Scientific Publication
Deep Learning for Lung Cancer Detection in Screening CT Scans: Results of a Large-Scale Public Competition and an Observer Study with 11 Radiologists
RADIOLOGY: ARTIFICIAL INTELLIGENCE, 2021
Colin Jacobs, Arnaud A. A. Setio, Ernst T. Scholten, Paul K. Gerke, Haimasree Bhattacharya, Firdaus A. M. Hoesein, Monique Brink, Erik Ranschaert, et al
October 27, 2021
Purpose
To determine whether deep learning algorithms developed in a public competition could identify lung cancer on low-dose CT scans with a performance similar to radiologists.
Materials and Methods
In this retrospective study, a dataset consisting of 300 patient scans was used for model assessment; 150 patient scans were from the competition set and 150 were from an independent dataset. Both test datasets contained 50 patient scans with cancer and 100 without cancer. The reference standard was set by histopathological examination for cancer positive scans and imaging follow-up for at least 2 years for cancer negative scans.
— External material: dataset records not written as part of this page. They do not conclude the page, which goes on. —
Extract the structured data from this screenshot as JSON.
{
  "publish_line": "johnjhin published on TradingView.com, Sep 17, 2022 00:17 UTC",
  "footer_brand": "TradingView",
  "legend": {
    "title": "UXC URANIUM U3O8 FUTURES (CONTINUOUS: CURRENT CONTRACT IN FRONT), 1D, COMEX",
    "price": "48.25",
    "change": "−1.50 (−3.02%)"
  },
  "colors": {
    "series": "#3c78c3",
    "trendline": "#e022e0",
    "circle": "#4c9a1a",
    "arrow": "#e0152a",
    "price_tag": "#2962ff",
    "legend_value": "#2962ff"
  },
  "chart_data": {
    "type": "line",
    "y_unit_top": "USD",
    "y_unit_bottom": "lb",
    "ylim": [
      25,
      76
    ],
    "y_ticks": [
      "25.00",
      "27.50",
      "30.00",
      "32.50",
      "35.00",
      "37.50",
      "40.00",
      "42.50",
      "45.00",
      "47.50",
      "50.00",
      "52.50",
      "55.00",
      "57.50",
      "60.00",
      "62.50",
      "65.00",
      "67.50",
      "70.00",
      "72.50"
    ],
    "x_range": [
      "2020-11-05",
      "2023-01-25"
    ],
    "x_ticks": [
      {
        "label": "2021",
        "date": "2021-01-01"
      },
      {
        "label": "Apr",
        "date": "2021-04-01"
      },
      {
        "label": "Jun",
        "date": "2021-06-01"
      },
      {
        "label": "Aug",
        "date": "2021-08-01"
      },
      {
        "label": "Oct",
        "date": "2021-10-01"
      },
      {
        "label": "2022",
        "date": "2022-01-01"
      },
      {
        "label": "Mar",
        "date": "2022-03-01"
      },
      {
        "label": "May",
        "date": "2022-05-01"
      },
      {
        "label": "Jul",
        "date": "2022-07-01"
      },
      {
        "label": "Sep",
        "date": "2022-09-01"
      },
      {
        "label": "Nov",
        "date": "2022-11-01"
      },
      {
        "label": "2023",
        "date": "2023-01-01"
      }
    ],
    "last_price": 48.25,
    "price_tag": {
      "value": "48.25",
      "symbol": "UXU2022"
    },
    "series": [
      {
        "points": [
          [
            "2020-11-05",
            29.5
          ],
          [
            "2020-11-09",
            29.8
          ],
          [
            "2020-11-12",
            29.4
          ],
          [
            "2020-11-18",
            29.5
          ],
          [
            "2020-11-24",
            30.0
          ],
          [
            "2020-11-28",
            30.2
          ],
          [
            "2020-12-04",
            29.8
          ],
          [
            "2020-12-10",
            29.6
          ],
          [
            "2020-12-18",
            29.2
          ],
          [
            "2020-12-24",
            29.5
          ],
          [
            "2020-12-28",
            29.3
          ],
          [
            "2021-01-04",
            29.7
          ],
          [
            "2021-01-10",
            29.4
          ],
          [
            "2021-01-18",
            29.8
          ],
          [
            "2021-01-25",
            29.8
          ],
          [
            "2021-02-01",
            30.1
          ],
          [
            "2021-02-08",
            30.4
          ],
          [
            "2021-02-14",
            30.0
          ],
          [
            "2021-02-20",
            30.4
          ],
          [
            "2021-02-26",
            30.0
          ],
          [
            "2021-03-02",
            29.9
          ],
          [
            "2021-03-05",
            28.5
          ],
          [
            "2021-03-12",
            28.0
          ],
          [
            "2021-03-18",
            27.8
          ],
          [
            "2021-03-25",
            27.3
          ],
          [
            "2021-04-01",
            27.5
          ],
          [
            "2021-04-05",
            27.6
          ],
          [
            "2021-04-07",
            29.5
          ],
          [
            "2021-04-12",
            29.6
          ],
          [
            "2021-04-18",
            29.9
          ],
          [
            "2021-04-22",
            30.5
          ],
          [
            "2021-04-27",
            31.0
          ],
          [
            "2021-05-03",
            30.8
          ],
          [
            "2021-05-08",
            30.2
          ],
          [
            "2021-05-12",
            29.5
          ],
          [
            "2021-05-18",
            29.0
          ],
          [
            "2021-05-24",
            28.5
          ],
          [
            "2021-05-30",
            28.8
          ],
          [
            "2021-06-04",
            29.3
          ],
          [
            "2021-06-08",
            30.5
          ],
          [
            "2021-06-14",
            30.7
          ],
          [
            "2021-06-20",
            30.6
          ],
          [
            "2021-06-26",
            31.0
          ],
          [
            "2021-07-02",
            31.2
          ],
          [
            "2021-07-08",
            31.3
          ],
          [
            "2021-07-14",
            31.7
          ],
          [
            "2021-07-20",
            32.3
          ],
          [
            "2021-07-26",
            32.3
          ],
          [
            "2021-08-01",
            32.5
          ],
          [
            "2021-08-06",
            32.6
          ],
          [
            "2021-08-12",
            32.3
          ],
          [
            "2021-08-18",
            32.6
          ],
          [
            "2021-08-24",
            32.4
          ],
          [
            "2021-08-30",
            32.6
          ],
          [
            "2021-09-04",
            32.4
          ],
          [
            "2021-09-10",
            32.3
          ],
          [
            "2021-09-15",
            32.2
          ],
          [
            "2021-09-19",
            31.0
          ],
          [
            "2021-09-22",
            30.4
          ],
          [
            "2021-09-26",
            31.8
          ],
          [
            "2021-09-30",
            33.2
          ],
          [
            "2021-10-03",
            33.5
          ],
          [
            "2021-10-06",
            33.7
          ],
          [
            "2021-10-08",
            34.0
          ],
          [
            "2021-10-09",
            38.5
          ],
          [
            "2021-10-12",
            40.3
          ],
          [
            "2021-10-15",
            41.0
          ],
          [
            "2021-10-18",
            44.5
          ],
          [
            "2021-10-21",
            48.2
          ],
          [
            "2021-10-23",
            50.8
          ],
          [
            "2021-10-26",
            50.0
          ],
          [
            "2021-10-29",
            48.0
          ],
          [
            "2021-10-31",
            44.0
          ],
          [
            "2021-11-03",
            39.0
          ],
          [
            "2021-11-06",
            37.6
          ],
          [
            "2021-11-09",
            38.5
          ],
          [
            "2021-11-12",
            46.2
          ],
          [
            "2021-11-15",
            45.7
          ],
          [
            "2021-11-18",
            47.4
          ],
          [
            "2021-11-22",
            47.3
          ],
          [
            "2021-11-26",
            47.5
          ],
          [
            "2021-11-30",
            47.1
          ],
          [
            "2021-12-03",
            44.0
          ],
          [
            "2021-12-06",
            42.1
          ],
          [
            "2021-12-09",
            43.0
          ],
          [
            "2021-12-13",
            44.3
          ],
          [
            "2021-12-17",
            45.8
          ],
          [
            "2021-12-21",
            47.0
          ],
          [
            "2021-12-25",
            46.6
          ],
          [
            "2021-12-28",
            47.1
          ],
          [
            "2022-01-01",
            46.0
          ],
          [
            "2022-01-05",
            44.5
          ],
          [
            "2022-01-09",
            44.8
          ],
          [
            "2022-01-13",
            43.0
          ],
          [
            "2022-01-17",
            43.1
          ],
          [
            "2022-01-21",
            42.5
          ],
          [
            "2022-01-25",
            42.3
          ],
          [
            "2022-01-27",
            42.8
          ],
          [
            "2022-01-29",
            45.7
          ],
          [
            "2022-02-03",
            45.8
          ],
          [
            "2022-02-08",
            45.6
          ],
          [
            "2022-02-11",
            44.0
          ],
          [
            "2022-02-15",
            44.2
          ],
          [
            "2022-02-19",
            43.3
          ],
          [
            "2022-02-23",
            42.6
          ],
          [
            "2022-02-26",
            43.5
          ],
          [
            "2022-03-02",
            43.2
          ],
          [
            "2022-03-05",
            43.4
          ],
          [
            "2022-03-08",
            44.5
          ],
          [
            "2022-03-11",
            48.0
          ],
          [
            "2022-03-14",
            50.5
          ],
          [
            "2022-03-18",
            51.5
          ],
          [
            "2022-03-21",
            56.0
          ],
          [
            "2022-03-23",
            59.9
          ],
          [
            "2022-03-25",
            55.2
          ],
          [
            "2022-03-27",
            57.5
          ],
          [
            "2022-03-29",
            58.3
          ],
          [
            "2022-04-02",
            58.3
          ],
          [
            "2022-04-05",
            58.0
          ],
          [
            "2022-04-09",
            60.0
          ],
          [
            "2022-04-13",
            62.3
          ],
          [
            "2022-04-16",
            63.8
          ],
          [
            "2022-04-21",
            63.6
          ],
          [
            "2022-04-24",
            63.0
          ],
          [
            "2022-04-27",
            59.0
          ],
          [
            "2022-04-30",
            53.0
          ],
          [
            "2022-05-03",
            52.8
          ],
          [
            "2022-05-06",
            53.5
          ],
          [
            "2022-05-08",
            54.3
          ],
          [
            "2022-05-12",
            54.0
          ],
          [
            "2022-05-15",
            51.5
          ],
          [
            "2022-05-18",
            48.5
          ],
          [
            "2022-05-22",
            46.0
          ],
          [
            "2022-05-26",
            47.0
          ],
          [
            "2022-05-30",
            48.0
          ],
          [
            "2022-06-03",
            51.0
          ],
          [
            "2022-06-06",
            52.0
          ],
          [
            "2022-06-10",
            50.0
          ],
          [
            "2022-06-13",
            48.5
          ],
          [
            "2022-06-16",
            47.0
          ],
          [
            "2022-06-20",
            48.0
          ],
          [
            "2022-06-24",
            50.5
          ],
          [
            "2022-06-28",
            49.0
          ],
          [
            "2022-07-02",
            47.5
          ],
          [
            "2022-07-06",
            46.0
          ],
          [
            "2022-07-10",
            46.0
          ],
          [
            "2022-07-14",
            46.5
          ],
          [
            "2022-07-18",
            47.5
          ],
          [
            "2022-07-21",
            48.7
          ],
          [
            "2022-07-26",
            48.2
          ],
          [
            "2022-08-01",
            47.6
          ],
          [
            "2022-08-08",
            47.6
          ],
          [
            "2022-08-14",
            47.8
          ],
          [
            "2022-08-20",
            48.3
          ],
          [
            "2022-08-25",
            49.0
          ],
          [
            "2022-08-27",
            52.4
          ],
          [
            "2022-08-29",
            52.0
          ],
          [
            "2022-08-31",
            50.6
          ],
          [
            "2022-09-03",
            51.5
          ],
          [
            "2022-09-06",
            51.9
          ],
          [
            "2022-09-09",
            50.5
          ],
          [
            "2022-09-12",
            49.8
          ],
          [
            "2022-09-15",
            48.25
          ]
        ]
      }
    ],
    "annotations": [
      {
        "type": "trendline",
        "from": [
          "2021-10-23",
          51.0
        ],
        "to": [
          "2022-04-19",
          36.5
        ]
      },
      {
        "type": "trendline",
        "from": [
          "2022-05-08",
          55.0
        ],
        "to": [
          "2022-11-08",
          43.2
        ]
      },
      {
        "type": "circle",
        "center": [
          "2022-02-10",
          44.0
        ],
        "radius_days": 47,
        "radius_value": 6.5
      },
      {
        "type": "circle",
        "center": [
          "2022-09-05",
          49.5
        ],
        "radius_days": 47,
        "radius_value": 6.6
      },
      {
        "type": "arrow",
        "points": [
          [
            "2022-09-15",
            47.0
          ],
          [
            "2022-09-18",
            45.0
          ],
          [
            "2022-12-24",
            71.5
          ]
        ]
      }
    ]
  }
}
The test datasets were applied to the top three performing algorithms from the Data Science Bowl 2017 public competition (called grt123, Julian de Wit & Daniel Hammack [JWDH] and Aidence). Model outputs were compared with an observer study of 11 radiologists that assessed the same test datasets. Each scan was scored on a continuous scale by both the deep learning algorithms and the radiologists. Performance was measured using multireader multicase receiver operating characteristic analysis.
Results
The area under the receiver operating characteristic curve (AUC) was 0.877 (95% CI: 0.842, 0.910) for grt123, 0.902 (95% CI: 0.871, 0.932) for JWDH, and 0.900 (95% CI: 0.870, 0.928) for Aidence. The average AUC of the radiologists was 0.917 (95% CI: 0.889, 0.945), which was significantly higher than grt123 (P = .02); however, no significant difference between the radiologists and JWDH (P = .29) or Aidence (P = .26) was found.
Conclusion
Deep learning algorithms developed in a public competition for lung cancer detection in low-dose CT scans reached performance close to that of radiologists.